I started in Fall 2018 as a work-study student, tasked with managing the Department of Medical Imaging’s database. A highlight was discussing and learning about my peers’ work, which sparked my initial interest in the field of artificial intelligence and data science.
The following fall, I began a fourth-year project in statistics, STA498Y under the supervision of Dr. Tyrrell. My project investigated the viability of clustering of image features to assess dataset heterogeneity on deep convolutional network accuracy. Specifically, I compared the behaviour of six clustering algorithms to see if the choice of algorithm affected the ability to capture heterogeneity.
My project started out with reaching out to my labmate and good friend Mauro Mendez, who had recently undertaken a project very similar to mine. He sent me his paper, which I read, and re-read, and re-re-read… It took me about four months to only begin to grasp what Mauro had explored, and how I could use what he had learned to develop my project. But months of struggle was definitely worth the “a-ha!” moment.

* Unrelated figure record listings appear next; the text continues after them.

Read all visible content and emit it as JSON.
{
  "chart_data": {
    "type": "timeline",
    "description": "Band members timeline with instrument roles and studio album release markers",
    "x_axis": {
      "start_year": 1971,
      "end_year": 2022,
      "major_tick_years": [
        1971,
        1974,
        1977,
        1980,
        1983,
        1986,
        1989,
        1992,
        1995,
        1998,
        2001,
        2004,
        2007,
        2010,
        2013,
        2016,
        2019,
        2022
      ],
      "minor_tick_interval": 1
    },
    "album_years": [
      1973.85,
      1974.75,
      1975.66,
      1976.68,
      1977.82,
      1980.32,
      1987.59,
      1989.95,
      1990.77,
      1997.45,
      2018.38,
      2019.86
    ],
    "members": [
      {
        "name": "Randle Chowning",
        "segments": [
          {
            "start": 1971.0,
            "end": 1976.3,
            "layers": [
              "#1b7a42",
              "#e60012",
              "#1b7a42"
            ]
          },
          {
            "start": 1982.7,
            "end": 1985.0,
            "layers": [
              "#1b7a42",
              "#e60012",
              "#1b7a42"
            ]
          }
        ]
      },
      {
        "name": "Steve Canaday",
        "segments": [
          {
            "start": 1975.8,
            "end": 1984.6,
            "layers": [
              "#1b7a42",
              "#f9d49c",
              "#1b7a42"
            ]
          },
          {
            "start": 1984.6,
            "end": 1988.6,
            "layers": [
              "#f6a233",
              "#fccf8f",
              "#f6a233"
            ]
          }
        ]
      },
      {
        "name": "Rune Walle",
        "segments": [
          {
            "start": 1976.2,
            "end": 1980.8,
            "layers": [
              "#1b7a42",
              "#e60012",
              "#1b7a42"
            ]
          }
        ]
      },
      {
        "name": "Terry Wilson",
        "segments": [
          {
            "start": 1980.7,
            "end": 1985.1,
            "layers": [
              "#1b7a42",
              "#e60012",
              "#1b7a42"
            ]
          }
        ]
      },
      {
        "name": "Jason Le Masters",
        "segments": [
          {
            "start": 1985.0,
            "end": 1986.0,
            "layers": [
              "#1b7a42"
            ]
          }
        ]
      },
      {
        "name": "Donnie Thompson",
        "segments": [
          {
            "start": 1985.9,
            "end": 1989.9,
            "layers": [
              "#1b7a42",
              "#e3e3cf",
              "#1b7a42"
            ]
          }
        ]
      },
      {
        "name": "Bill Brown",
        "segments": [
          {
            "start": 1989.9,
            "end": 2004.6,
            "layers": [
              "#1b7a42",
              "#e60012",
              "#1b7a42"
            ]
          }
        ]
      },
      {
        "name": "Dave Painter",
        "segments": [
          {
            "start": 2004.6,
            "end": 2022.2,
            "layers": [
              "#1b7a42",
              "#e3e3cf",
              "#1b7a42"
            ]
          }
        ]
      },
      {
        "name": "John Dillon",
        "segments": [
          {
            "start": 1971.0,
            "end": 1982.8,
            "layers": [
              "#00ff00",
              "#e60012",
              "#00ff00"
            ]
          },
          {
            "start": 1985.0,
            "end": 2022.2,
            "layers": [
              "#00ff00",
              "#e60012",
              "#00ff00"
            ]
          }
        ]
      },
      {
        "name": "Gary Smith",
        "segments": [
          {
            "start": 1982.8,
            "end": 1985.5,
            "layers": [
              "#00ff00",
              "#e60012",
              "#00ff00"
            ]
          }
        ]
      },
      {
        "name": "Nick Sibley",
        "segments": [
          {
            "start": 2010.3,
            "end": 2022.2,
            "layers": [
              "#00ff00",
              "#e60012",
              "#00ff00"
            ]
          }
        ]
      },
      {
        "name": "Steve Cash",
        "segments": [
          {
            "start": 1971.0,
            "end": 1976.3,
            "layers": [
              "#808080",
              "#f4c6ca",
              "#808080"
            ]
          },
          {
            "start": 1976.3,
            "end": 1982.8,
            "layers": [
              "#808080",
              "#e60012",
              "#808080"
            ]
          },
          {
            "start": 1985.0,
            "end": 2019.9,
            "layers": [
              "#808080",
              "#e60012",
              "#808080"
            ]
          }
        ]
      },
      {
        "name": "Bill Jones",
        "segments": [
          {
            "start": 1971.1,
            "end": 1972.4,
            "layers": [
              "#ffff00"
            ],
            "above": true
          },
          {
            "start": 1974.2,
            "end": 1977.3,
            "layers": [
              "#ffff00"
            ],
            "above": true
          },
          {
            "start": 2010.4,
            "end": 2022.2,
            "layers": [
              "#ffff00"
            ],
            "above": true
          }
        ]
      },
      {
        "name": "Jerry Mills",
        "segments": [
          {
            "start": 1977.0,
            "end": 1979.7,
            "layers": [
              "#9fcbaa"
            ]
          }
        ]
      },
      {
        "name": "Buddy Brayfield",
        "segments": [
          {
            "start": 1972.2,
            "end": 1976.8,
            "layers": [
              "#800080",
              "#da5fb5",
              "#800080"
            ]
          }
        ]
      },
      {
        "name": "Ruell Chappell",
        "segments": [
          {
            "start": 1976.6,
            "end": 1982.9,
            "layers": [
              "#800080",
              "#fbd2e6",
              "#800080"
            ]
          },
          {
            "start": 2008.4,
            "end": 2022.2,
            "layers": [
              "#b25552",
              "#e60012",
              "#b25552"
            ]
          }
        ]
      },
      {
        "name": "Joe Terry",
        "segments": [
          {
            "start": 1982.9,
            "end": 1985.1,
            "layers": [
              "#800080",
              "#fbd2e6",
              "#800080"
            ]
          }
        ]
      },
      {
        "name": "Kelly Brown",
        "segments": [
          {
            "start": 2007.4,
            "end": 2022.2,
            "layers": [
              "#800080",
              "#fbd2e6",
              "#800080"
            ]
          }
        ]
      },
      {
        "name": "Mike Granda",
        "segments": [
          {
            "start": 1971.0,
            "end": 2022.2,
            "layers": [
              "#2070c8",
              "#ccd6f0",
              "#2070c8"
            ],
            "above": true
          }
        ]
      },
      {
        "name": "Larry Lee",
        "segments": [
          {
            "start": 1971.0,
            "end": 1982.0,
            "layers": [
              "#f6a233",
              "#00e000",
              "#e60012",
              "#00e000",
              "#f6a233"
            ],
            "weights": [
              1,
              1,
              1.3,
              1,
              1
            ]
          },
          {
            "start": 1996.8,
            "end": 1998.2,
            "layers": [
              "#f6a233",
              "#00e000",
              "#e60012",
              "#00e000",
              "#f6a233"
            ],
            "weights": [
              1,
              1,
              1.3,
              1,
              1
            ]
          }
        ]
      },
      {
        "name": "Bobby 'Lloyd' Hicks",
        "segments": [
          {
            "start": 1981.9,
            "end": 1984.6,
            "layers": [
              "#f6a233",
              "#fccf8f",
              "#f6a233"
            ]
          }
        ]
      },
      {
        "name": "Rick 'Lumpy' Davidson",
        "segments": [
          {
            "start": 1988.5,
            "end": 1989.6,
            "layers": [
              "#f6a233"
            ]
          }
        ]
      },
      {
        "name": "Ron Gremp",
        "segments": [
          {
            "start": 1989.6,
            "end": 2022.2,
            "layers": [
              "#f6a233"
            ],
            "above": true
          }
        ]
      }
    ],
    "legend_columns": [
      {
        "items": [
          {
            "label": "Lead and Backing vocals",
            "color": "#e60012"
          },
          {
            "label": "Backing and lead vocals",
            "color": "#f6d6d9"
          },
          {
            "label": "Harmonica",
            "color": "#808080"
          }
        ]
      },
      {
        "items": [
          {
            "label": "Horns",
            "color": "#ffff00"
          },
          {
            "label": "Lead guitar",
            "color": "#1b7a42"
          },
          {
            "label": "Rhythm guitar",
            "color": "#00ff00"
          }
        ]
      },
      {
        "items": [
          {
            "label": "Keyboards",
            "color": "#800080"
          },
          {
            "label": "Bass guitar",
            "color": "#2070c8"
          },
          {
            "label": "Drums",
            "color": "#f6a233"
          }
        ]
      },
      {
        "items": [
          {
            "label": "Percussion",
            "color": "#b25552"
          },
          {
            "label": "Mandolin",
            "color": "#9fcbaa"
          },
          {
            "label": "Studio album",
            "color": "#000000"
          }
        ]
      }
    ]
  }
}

First I started by replicating Mauro’s results using Fuzzy K as a clustering to make sure I was on the right track. Reading, coding, and testing the very first time was a nightmare – I had some Python experience but had never applied it before. It took a lot of back and forth with Mauro and Dr. Tyrrell , a lot of learning, understanding, and re-learning what I THOUGHT I understood to get me on the right track. By the start of the Winter term, I had finally conjured preliminary results – banging my head on the wall was slowly becoming worth it.
Once I had the code basics down, getting the rest of the results was relatively smooth sailing. I computed and plotted changes in model accuracy with sample size, and heterogeneity in model accuracy with sample size, as captured by different clustering methods. My results for one model were great from the get go – I was set! I thought to challenge myself by generalizing to a second model – and that was far from easy. But by taking that extra challenge, I felt I learned more about my project, and importantly, how to scientifically justify my results. The results didn’t match up, and I had to support my rationale with evidence (from the literature). If I couldn’t find an explanation, I may have done something incorrectly. And lo and behold, my ‘inexplicable’ results were in fact due to human error – something I very painstakingly troubleshooted, but now I understand much more and justify.
Ultimately, we showed that regardless of clustering technique, or CNN model, clustering could effectively detect how heterogeneity affected CNN accuracy. To me, this was an interesting result as I expected vastly different behaviour between partition-based and density-based
clustering. Nonetheless, it was welcome, as it suggested that any clustering method could be used to assess CNN.
I struggled most with truly appreciating what my research aimed to solve. I attribute this partially to not being as proactive with my readings and questions to Dr. Tyrrell to really verify my understanding. And to be honest, exploring this project is still a work-in-progress – something I will continue learning about this summer!
My advice to any future students – read, read, read! Diving into a specific academic niche is truly a wonderful experience. The learning curve was steep and initially involved a lot of trying, failing, fixing, and then trying again. But this experience only reinforced my notions of “success through failure” and “growth through struggle”. It may be challenging at first, but with some perseverance and support from a wonderful PI – like Dr. Tyrrell – you’ll be able to accomplish so much more than you originally imagined.